A couple of years later I joined the Science Fiction Book Club (and am still a member) and found more Clarke works including the collection The Wind From the Sun and several anthologies containing a story by him. The Book Club introduced me to other great SF authors as well and I started expanding my horizons within the genre.

A couple more years went by and just as I was worried I would run out of Clarke reading material Randezvous With Rama came out and once again I was thrilled to read a story with science concepts interlaced throughout.

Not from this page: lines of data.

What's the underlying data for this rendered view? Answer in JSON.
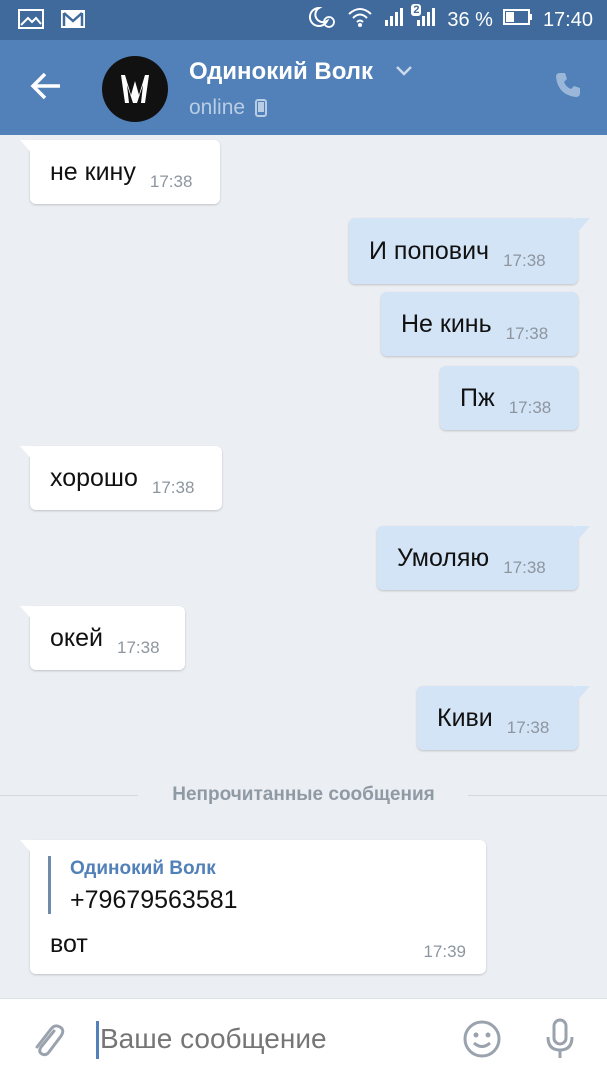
{
  "statusbar": {
    "signal_badge": "2",
    "battery": "36 %",
    "time": "17:40"
  },
  "header": {
    "name": "Одинокий Волк",
    "status": "online"
  },
  "messages": [
    {
      "dir": "in",
      "text": "не кину",
      "time": "17:38"
    },
    {
      "dir": "out",
      "text": "И попович",
      "time": "17:38"
    },
    {
      "dir": "out",
      "text": "Не кинь",
      "time": "17:38"
    },
    {
      "dir": "out",
      "text": "Пж",
      "time": "17:38"
    },
    {
      "dir": "in",
      "text": "хорошо",
      "time": "17:38"
    },
    {
      "dir": "out",
      "text": "Умоляю",
      "time": "17:38"
    },
    {
      "dir": "in",
      "text": "окей",
      "time": "17:38"
    },
    {
      "dir": "out",
      "text": "Киви",
      "time": "17:38"
    }
  ],
  "divider": "Непрочитанные сообщения",
  "forwarded": {
    "author": "Одинокий Волк",
    "quoted": "+79679563581",
    "text": "вот",
    "time": "17:39"
  },
  "input": {
    "placeholder": "Ваше сообщение"
  },
  "colors": {
    "header": "#5181b8",
    "statusbar": "#3f6a9b",
    "outgoing_bubble": "#d4e4f7",
    "incoming_bubble": "#ffffff",
    "background": "#ebeef2"
  }
}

Over the years there were other works that I inevitably had missed, mostly because they were hard to find or out of print. Two novels I had heard of, Earthlight, and A Fall of Moondust, seemed always beyond my reach, but then in the early 1990s I found a used copy of the former and the latter came out in a newly re-released mass market paperback. At the same time, Hammer of God was released and a couple of years later, 3001: The Final Odyssey. I was thrilled to have more new material. Since the 1960s Clarke would often say that he was done writing this or that only to come out with something new a few years later. Naturally as my reading horizons expanded within SF and outside the genre I continued to remain loyal to Clarke as my favorite. One can only imagine the thrill I felt when he agreed to write the Foreword to the first anthology I edited, Golden Age SF: Tales of a Bygone Future, published in 2006. Even conversing with him via email was more than I ever had hoped to do.

Better and anyone, Arthur C. Clarke weaved the wonder and beauty of the Univere into his prose. His stories often contained puzzles that the characters had to work out, sometimes in order to survive. His descriptions were vivid and he often put humanity in its place within them. He was a scientist's science fiction writer. We are fortunate to have his works and are also fortunate for all those authors he inspired. For me, his works have been the steady anchor to which the Universe is attached.

Thilina Heenatigala's blog.

The National Space Society's Statement on Arthur C. Clarke's Legacy.

Comments

Thanks for the trip through Clarke's work... My own favorite short of all time is his very first sale in the US: Rescue Party.

The world will be a dulller place without him-
How fortunate you've been to able to work with him, even on an email basis! I didn't hear of him until 1985, when 2010 came out. (Roy Scheider also did his bit for science fiction TV and movies as well, BTW). What a legacy Sir Clarke has given us!